Rather than focusing on grandmother cells, Rossion and Taubert (2017) question another core claim of Chang and Tsao paper, namely, that neurons represent human faces within a 50-dimensional “face space”.  The problem they highlight is that successful pattern decoding of stimuli with a linear classifier might be observed even when the units sampled are not important for the presumed function. I agree.

Some references related to this topic.

2 Responses to The persistent and unreasonable confusion regarding grandmother cells

  1. Max Coltheart says:

    Jeff, I just don’t understand your use of the term “category” here: for example, you say “ *familiar* categories – people like your grandmother”. “Your grandmother” is not a category. A category is a class of things: all grandmothers, for example. Your grandmother is not a class of things; it is a single thing.

    See pp 352-353 of my paper in the grandmother cell special issue that you edited:

    “grandmother cells are specific responders. They do not respond selectively to some category of object; they respond selectively to one specific object . . . one could point to the definition of the term “ category” : “ a class or division of people or things regarded as having particular shared categories” (Oxford Dictionary of English). This definition rules out the idea that a specific single person or thing – Jay McClelland’ s
    maternal grandmother, for example, or David Plaut’ s
    car – can be referred to as “ a category” . So even a cell
    that responds to some subordinate category, no matter
    how fine grained that category is . . . by definition not a grandmother cell.”


    • Jeff Bowers says:

      Hi Max, thanks for being the first person to post on my new blog!

      I don’t agree with your claim regarding categories. My grandmother is a category for me. When looking through family photos, my visual system will successfully recognize her despite the variation in the images. On a grandmother cell hypothesis, I do this by activating cells that are selective to images of my grandmother. Of course, you do not have this category (she is unfamiliar to you), so there are no cells in your brain that selectively respond to her. That is why the Chang and Tsao (2017) paper is conceptually flawed: Just as there are no neurons in your brain that selectively respond to photos of my grandmother, there are no neurons in the brain of a monkey that selectively respond to unfamiliar human faces. The relevant question is whether there are neurons in *my* brain that respond to photos of *my* grandmother because I recognize her.

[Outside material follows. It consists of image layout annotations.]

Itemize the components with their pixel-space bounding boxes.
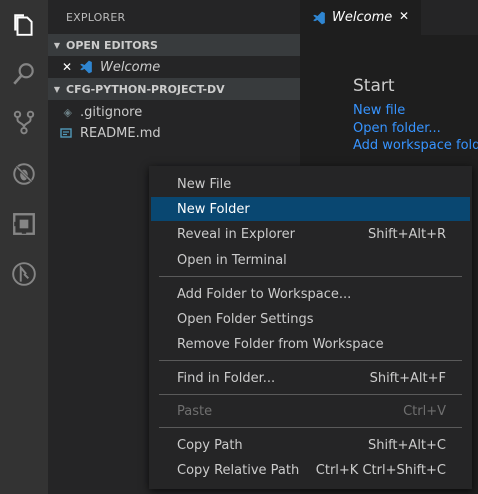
menu-item-copy-path[interactable]: Copy Path Shift+Alt+C: [151, 433, 470, 457]
open-editors-label: OPEN EDITORS: [66, 38, 158, 52]
vscode-icon: [312, 11, 326, 25]
vscode-icon: [76, 60, 96, 74]
markdown-file-icon: [48, 127, 72, 139]
project-label: CFG-PYTHON-PROJECT-DV: [66, 82, 225, 96]
menu-item-paste: Paste Ctrl+V: [177, 403, 446, 419]
chevron-down-icon: ▼: [53, 84, 61, 94]
chevron-down-icon: ▼: [53, 40, 61, 50]
file-label: README.md: [80, 125, 161, 141]
menu-separator: [159, 394, 462, 395]
remote-icon[interactable]: [0, 250, 48, 298]
menu-item-add-folder-to-workspace[interactable]: Add Folder to Workspace...: [151, 282, 470, 306]
files-icon[interactable]: [0, 0, 48, 48]
menu-item-open-in-terminal[interactable]: Open in Terminal: [151, 248, 470, 272]
activity-bar: [0, 0, 48, 494]
tab-bar: Welcome ✕: [300, 0, 478, 35]
open-editor-label: Welcome: [100, 59, 161, 75]
menu-separator: [159, 360, 462, 361]
close-icon[interactable]: ✕: [399, 9, 409, 23]
menu-separator: [159, 276, 462, 277]
search-icon[interactable]: [0, 50, 48, 98]
project-header[interactable]: ▼ CFG-PYTHON-PROJECT-DV: [48, 78, 300, 100]
menu-item-reveal-in-explorer[interactable]: Reveal in Explorer Shift+Alt+R: [151, 222, 470, 246]
tab-welcome[interactable]: Welcome ✕: [300, 0, 421, 35]
file-item-readme[interactable]: README.md: [48, 122, 300, 144]
add-workspace-folder-link[interactable]: Add workspace folder: [353, 138, 478, 153]
tab-label: Welcome: [332, 10, 393, 25]
debug-icon[interactable]: [0, 150, 48, 198]
file-label: .gitignore: [80, 104, 143, 120]
menu-item-copy-relative-path[interactable]: Copy Relative Path Ctrl+K Ctrl+Shift+C: [151, 458, 470, 482]
welcome-start-heading: Start: [353, 76, 395, 96]
context-menu: New File New Folder Reveal in Explorer S…: [149, 166, 472, 489]
menu-item-open-folder-settings[interactable]: Open Folder Settings: [151, 307, 470, 331]
file-item-gitignore[interactable]: ◈ .gitignore: [48, 101, 300, 123]
menu-item-new-folder[interactable]: New Folder: [151, 197, 470, 221]
open-editors-header[interactable]: ▼ OPEN EDITORS: [48, 34, 300, 56]
source-control-icon[interactable]: [0, 98, 48, 146]
menu-item-remove-folder-from-workspace[interactable]: Remove Folder from Workspace: [151, 332, 470, 356]
menu-item-find-in-folder[interactable]: Find in Folder... Shift+Alt+F: [151, 366, 470, 390]
menu-separator: [159, 427, 462, 428]
settings-file-icon: ◈: [63, 105, 72, 119]
new-file-link[interactable]: New file: [353, 103, 405, 118]
open-folder-link[interactable]: Open folder...: [353, 121, 441, 136]
menu-item-new-file[interactable]: New File: [151, 172, 470, 196]
extensions-icon[interactable]: [0, 200, 48, 248]
sidebar-title: EXPLORER: [66, 11, 126, 24]
open-editor-item-welcome[interactable]: ✕ Welcome: [48, 56, 300, 78]
close-icon[interactable]: ✕: [48, 60, 72, 74]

      In my view, the same logic applies to different levels of categorization. On the grandmother cell hypothesis, my ability to categorize images of your grandmother as a person would reflect another set of neurons that selectively respond to human faces. If understand your paper, such a cell should be called a ‘gnostic unit’ rather than a grandmother cell because it is selective to a broader category (all people). I agree it is important to distinguish between subordinate and basic level categorization, and indeed, it is possible that grandmother cells support one type of categorization and distributed representations support another. But whether we should restrict the term ‘grandmother cells’ to subordinate level categorizations and ‘gnostic units’ to basic level categorizations is more of a terminological rather than substantive issue (if I’m understanding). I think it is simpler to use grandmother cells to refer to the hypothesis that categorization (at whatever level) are performed by selective neurons.

      It is also worth noting that neurons have been found that respond highly selectively at different levels of description. The early hand-detector neurons reported by Gross et al. may have been categorizing information at a basic level, whereas the Jennifer Aniston neuron identified by Quian Quiroga et al. may have been categorizing information at the subordinate level. I do realize that the Jennifer Aniston neuron was in the hippocampus rather than visual cortex, but single neurons may make subordinate categorizations visual cortex as well, at least when the categories are familiar – e.g., see Logothetis, J. Pauls, and T. Poggio, (1995), Current Biology, 5, p. 552–563.